The average number of new computer zombies created each day in May increased almost 10 percent from April, according to a report released Thursday.
Zombies are personal computers controlled remotely by hackers. An average of 172,000 computer users lose control of their machines each day, according to a report by anti-spam company CipherTrust.
“The more machines you have under your control, the more quickly you can find and infect other machines,” said Dmitiri Alperovitch, a research engineer at CipherTrust.
The zombie computers can be made to attack web servers, collect personal information, or send spam emails.
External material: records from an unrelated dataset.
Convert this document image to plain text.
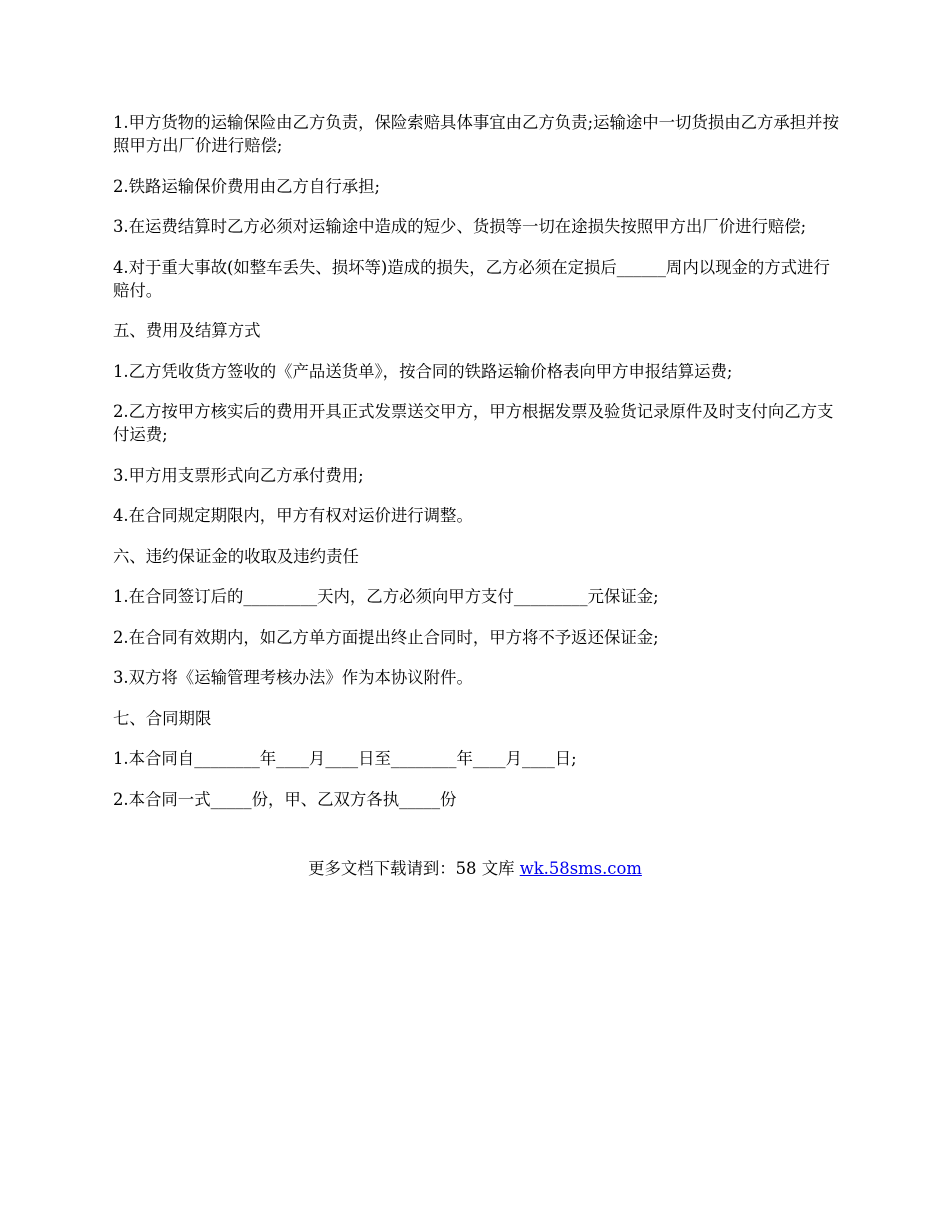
1.甲方货物的运输保险由乙方负责，保险索赔具体事宜由乙方负责;运输途中一切货损由乙方承担并按照甲方出厂价进行赔偿;

2.铁路运输保价费用由乙方自行承担;

3.在运费结算时乙方必须对运输途中造成的短少、货损等一切在途损失按照甲方出厂价进行赔偿;

4.对于重大事故(如整车丢失、损坏等)造成的损失，乙方必须在定损后______周内以现金的方式进行赔付。

五、费用及结算方式

1.乙方凭收货方签收的《产品送货单》，按合同的铁路运输价格表向甲方申报结算运费;

2.乙方按甲方核实后的费用开具正式发票送交甲方，甲方根据发票及验货记录原件及时支付向乙方支付运费;

3.甲方用支票形式向乙方承付费用;

4.在合同规定期限内，甲方有权对运价进行调整。

六、违约保证金的收取及违约责任

1.在合同签订后的_________天内，乙方必须向甲方支付_________元保证金;

2.在合同有效期内，如乙方单方面提出终止合同时，甲方将不予返还保证金;

3.双方将《运输管理考核办法》作为本协议附件。

七、合同期限

1.本合同自________年____月____日至________年____月____日;

2.本合同一式_____份，甲、乙双方各执_____份

更多文档下载请到：58 文库 wk.58sms.com
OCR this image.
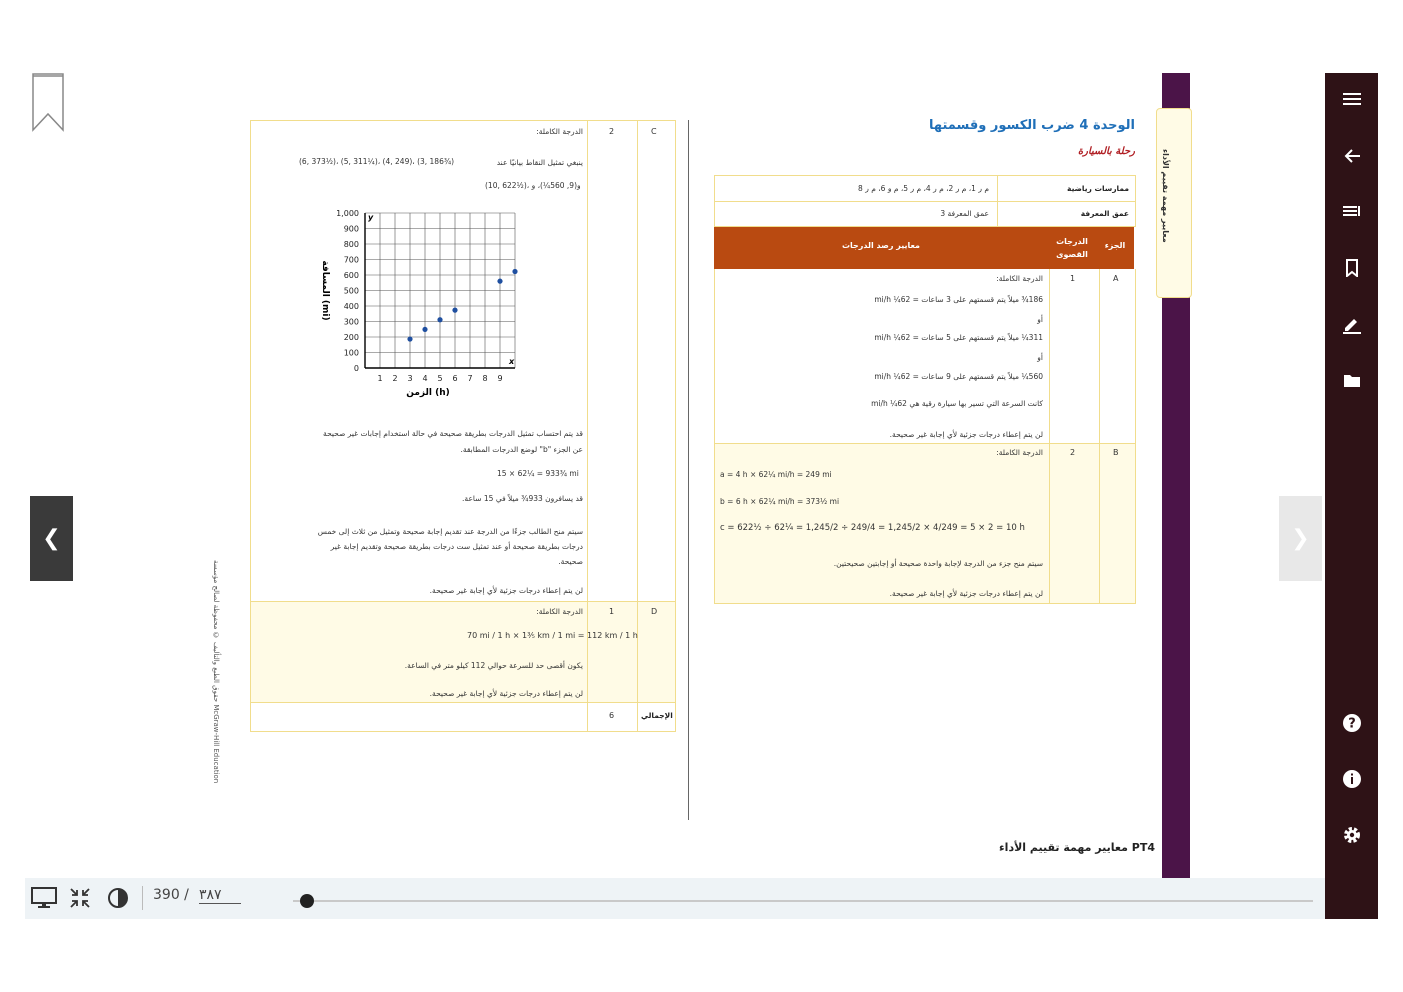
حقوق الطبع والتأليف © محفوظة لصالح مؤسسة McGraw-Hill Education
C
2
الدرجة الكاملة:
ينبغي تمثيل النقاط بيانيًا عند
(6, 373½)، (5, 311¼)، (4, 249)، (3, 186¾)
(10, 622½)، و(9, 560¼)، و
0
100
200
300
400
500
600
700
800
900
1,000
1 2 3 4 5 6 7 8 9
y
x
الزمن (h)
المسافة (mi)
قد يتم احتساب تمثيل الدرجات بطريقة صحيحة في حالة استخدام إجابات غير صحيحة
عن الجزء "b" لوضع الدرجات المطابقة.
15 × 62¼ = 933¾ mi
قد يسافرون 933¾ ميلاً في 15 ساعة.
سيتم منح الطالب جزءًا من الدرجة عند تقديم إجابة صحيحة وتمثيل من ثلاث إلى خمس
درجات بطريقة صحيحة أو عند تمثيل ست درجات بطريقة صحيحة وتقديم إجابة غير
صحيحة.
لن يتم إعطاء درجات جزئية لأي إجابة غير صحيحة.
D
1
الدرجة الكاملة:
70 mi / 1 h × 1⅗ km / 1 mi = 112 km / 1 h
يكون أقصى حد للسرعة حوالي 112 كيلو متر في الساعة.
لن يتم إعطاء درجات جزئية لأي إجابة غير صحيحة.
الإجمالي
6
الوحدة 4 ضرب الكسور وقسمتها
رحلة بالسيارة
ممارسات رياضية
م ر 1، م ر 2، م ر 4، م ر 5، م و 6، م ر 8
عمق المعرفة
عمق المعرفة 3
الجزء
الدرجات القصوى
معايير رصد الدرجات
A
1
الدرجة الكاملة:
186¾ ميلاً يتم قسمتهم على 3 ساعات = 62¼ mi/h
أو
311¼ ميلاً يتم قسمتهم على 5 ساعات = 62¼ mi/h
أو
560¼ ميلاً يتم قسمتهم على 9 ساعات = 62¼ mi/h
كانت السرعة التي تسير بها سيارة رقية هي 62¼ mi/h
لن يتم إعطاء درجات جزئية لأي إجابة غير صحيحة.
B
2
الدرجة الكاملة:
a = 4 h × 62¼ mi/h = 249 mi
b = 6 h × 62¼ mi/h = 373½ mi
c = 622½ ÷ 62¼ = 1,245/2 ÷ 249/4 = 1,245/2 × 4/249 = 5 × 2 = 10 h
سيتم منح جزء من الدرجة لإجابة واحدة صحيحة أو إجابتين صحيحتين.
لن يتم إعطاء درجات جزئية لأي إجابة غير صحيحة.
معايير مهمة تقييم الأداء
PT4 معايير مهمة تقييم الأداء
❮	❯
?
390 /
٣٨٧
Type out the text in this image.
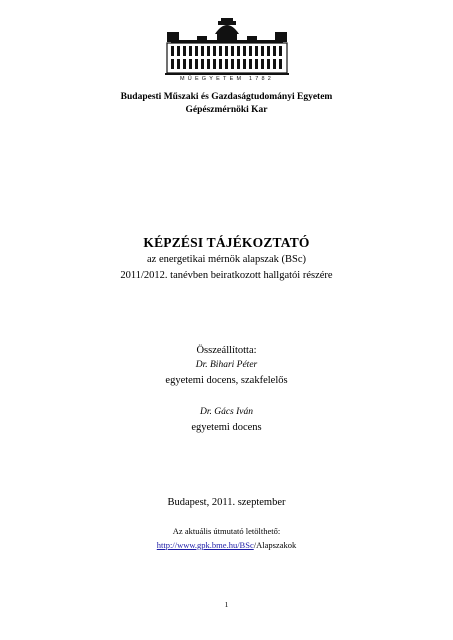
MŰEGYETEM 1782
Budapesti Műszaki és Gazdaságtudományi Egyetem
Gépészmérnöki Kar
KÉPZÉSI TÁJÉKOZTATÓ
az energetikai mérnök alapszak (BSc)
2011/2012. tanévben beiratkozott hallgatói részére
Összeállította:
Dr. Bihari Péter
egyetemi docens, szakfelelős
Dr. Gács Iván
egyetemi docens
Budapest, 2011. szeptember
Az aktuális útmutató letölthető:
http://www.gpk.bme.hu/BSc/Alapszakok
1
The U.S. Federal Trade Commission went on the zombie warpath Tuesday, announcing a campaign to educate Internet Service Providers (ISPs) on anti-zombie techniques.
The commission has called on more than 3,000 ISPs to limit the rate at which emails may be sent and be vigilant for users who send abnormal amounts of emails. It has also asked ISPs to help their customers understand the threats and to provide them with zombie-killing software upon request.
“You’re not solving the entire problem,” said Mr. Alperovitch. “You’re not putting the criminals in jail, but if you take their tools away by cutting the number of zombies by a significant amount, it will make it more difficult for them to do their business.”
No doubt, “Operation Spam Zombies” will get more attention than “Operation Secure Your Server” did in 2004, or the FTC’s 2003 campaign against “open relays.”
The dangerous thing about computer zombies is not so much the spam they send, as the anonymous platform they create for doing other bad things.
Many companies have cropped up to solve the spam problem. Ciphertrust, IronPort, and Symantec each sell network appliances for keeping spam off of desktops. Other companies, such as Postini, will filter your mail remotely, as a service. Still other companies will sell software for reducing spam.
SymantecCounter ThreatsFewer companies exist to take the pain out of other zombie-related threats.
Take the Distributed Denial of Services attack, often called a DDoS attack, for example. The attacker uses the zombie computers he or she controls to send and request information from a single web site or web server. The attack is like getting bludgeoned to death by a hundred-thousand small, repeated pokes.
One of the companies fighting this threat is Prolexic Technologies. The company offers a managed service designed to intercept these attacks upstream from customers and clean the data traffic to eliminate network downtime. The company, based in Hollywood, Florida, employs 20 and was founded in 2003. So far, it has raised $1.75 million from its angel investors, and it is profitable.
Using another person’s computer to do bad things makes it hard for law enforcement to trace and track Internet attackers. This is especially important as attackers use zombies to commit fraud.
“Spam is a huge nuisance, but as an individual, you’re not losing money,” said Mr. Alperovitch, “Now, virtually all phishing attacks come from Zombies.”